São águas passadas. Achei a minha Verona, a nova pátria, no Brasil. Não era possível, então, imaginar que um dia eu iria ler em português do Brasil aqueles versos: “E quindi uscimmo a riveder le stelle”. São motivos pessoais que me levam a agradecer a Cristiano Martins o livro que ele nos dá agora. Mas esses motivos não são meramente pessoais. Tenho para mim que sem experiências daquelas ficaria incompleta a experiência de Dante. Só passando pelas malebolge, as ruas sinistras deste mundo, sem perder a vista para as stelle, se tem o Dante inteiro: o Inferno, o Purgatório e o Paraíso.

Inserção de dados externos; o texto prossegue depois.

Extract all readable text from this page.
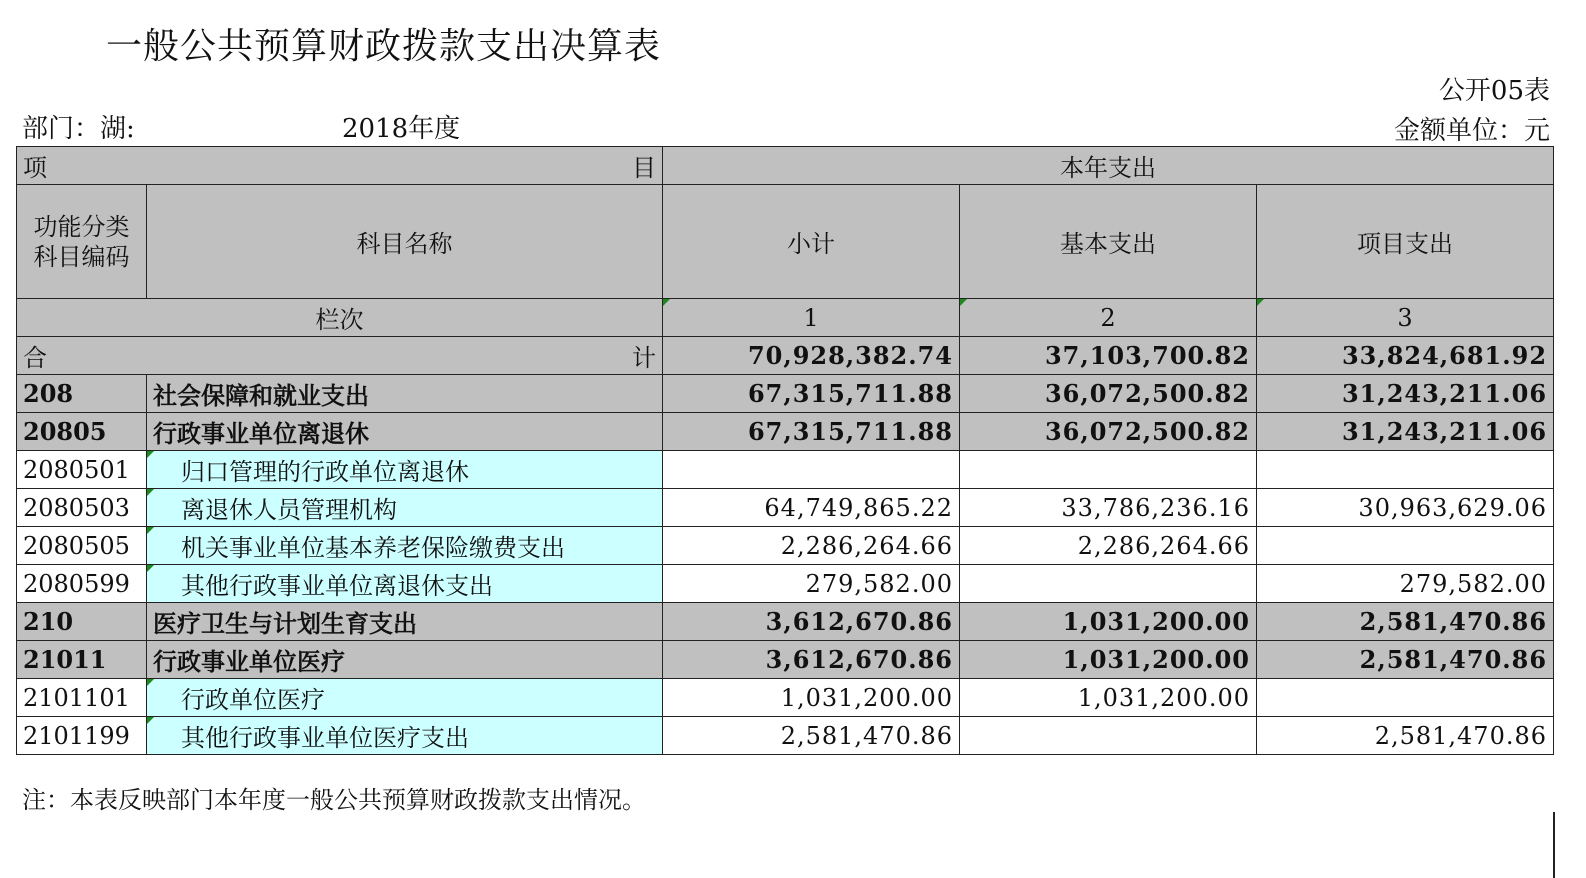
一般公共预算财政拨款支出决算表
公开05表
部门：湖:	2018年度	金额单位：元
项 目		本年支出		
功能分类科目编码	科目名称	小计	基本支出	项目支出
栏次		1	2	3

合 计		70,928,382.74	37,103,700.82	33,824,681.92
208	社会保障和就业支出	67,315,711.88	36,072,500.82	31,243,211.06
20805	行政事业单位离退休	67,315,711.88	36,072,500.82	31,243,211.06
2080501	归口管理的行政单位离退休			
2080503	离退休人员管理机构	64,749,865.22	33,786,236.16	30,963,629.06
2080505	机关事业单位基本养老保险缴费支出	2,286,264.66	2,286,264.66	
2080599	其他行政事业单位离退休支出	279,582.00		279,582.00
210	医疗卫生与计划生育支出	3,612,670.86	1,031,200.00	2,581,470.86
21011	行政事业单位医疗	3,612,670.86	1,031,200.00	2,581,470.86
2101101	行政单位医疗	1,031,200.00	1,031,200.00	
2101199	其他行政事业单位医疗支出	2,581,470.86		2,581,470.86
注：本表反映部门本年度一般公共预算财政拨款支出情况。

Só então se compreende o sentido pleno da Divina comédia, autobiografia espiritual do poeta e biografia permanente da existência humana que é preciso decifrar atrás dos “versos estranhos”: “O voi ch’avete l’intelletti sani, / mirate la dottrina che s’asconde / sotto ’l velame de li versi strani”.

Otto Maria Carpeaux, ‘Dante, biógrafo permanente da existência humana’, Livro, suplemento do Jornal do Brasil, Rio de Janeiro, 3 out. 1976, p. 7. — Reescrito e editado como ‘Meu Dante’, em Reflexo e realidade (Rio de Janeiro, Fontana, 1978), p. 37ss.